Clinical characteristics and mortality data of the study patients are presented in Table 1 . Patient characteristics were similar between the 2 groups with the exception of BNP level, which was significantly higher in the nonsurvivors versus survivors. ROC curve analysis indicated the cut-off value for BNP to be 201.8 pg/dl (sensitivity, 67%; specificity, 35%; AUC = 0.697; 95% CI: 0.608–0.787; p <0.001).
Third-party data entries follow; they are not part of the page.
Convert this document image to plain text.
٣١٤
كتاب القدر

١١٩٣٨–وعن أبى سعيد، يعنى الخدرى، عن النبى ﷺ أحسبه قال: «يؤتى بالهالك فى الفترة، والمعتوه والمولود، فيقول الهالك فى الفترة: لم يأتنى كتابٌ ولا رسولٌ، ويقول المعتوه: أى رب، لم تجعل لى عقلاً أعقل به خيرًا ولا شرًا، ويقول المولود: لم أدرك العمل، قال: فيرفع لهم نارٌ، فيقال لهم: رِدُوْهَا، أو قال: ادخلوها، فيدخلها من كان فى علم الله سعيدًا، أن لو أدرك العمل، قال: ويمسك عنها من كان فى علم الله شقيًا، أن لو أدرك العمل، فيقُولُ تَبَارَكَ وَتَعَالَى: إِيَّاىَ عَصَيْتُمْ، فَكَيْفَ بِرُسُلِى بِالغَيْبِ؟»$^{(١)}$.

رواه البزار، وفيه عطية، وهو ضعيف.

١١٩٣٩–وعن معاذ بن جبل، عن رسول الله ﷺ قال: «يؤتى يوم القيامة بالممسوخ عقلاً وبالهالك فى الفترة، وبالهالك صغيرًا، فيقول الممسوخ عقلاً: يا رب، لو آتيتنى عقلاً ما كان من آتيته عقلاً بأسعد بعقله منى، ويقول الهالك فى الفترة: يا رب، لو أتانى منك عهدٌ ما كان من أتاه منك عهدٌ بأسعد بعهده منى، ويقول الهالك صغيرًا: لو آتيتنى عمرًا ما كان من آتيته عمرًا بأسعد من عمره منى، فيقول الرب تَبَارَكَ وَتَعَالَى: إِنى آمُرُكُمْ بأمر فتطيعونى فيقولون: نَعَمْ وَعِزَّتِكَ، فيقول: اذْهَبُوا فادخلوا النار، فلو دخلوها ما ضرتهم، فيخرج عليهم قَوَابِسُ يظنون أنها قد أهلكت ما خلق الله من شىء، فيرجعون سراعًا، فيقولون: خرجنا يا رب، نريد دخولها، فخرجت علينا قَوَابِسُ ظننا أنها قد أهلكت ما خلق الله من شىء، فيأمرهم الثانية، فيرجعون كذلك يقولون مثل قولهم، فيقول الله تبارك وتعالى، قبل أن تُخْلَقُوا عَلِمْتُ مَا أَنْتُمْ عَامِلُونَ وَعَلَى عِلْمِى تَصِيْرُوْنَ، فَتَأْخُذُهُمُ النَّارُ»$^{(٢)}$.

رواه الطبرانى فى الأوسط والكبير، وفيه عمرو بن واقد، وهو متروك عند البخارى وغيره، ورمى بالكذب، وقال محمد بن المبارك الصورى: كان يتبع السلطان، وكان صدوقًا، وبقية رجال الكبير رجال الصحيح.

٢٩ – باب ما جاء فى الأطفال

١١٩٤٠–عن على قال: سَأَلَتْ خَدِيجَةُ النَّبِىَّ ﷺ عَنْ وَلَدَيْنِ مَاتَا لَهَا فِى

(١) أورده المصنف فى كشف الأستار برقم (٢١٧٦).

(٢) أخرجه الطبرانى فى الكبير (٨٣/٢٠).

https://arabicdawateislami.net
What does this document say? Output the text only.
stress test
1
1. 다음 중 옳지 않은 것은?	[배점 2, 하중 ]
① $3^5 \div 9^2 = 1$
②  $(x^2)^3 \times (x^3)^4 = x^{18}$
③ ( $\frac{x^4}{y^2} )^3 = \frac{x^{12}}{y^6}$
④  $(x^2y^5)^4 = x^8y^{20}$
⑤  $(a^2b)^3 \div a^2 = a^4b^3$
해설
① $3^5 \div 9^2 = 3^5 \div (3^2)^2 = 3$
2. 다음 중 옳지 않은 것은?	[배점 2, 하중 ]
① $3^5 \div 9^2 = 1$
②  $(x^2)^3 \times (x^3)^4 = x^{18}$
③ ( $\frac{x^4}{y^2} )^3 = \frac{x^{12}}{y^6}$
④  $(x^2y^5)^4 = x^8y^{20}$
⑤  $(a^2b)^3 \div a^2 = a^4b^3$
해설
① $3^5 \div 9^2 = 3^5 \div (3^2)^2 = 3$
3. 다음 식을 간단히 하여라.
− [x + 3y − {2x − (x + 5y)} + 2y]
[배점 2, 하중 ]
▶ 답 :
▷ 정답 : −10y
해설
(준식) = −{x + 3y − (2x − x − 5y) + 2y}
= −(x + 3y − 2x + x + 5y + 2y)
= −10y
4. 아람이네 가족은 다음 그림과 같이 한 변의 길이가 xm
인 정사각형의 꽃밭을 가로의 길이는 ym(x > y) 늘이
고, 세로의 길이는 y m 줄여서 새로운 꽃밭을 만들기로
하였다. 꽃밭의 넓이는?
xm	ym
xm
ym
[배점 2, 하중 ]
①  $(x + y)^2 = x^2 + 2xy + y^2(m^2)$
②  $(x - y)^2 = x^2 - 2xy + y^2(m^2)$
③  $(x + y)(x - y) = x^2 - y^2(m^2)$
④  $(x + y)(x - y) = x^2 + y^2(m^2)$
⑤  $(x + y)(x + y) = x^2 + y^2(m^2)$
No patient experienced chest pain or ischemic ST changes or serious arrhythmia during exercise testing. Respiratory exchange ratio as one endpoint of exercise testing was not significantly different between survivors and nonsurvivors (1.2 ± 0.6 vs 1.2 ± 0.8; p = 0.261). Mortality in relation to peak VO 2 , VE/VCO 2 slope, and PA in the HF outpatients is shown in Table 2 . Peak VO 2 was significantly lower, and VE/VCO 2 slope significantly higher, in the nonsurvivors than the survivors. The cut-off value for peak VO 2 by ROC curve analysis was 15.6 ml/min/kg (sensitivity, 72%; specificity, 49%; AUC = 0.711; 95% CI: 0.621–0.798; p <0.001), and that for VE/VCO 2 slope was 33.7 (sensitivity, 73%; specificity, 45%; AUC = 0.671; 95% CI: 0.580–0.762; p <0.001). Step count (PA) was significantly lower in the nonsurvivors than survivors. ROC curve analysis identified a cut-off value of 4,889.4 steps/day as the optimal predictor of mortality, with a sensitivity of 72% and 1-specificity of 37% (AUC = 0.742; 95% CI: 0.671–0.800; p <0.001) for the prediction of survival time ( Figure 1 ).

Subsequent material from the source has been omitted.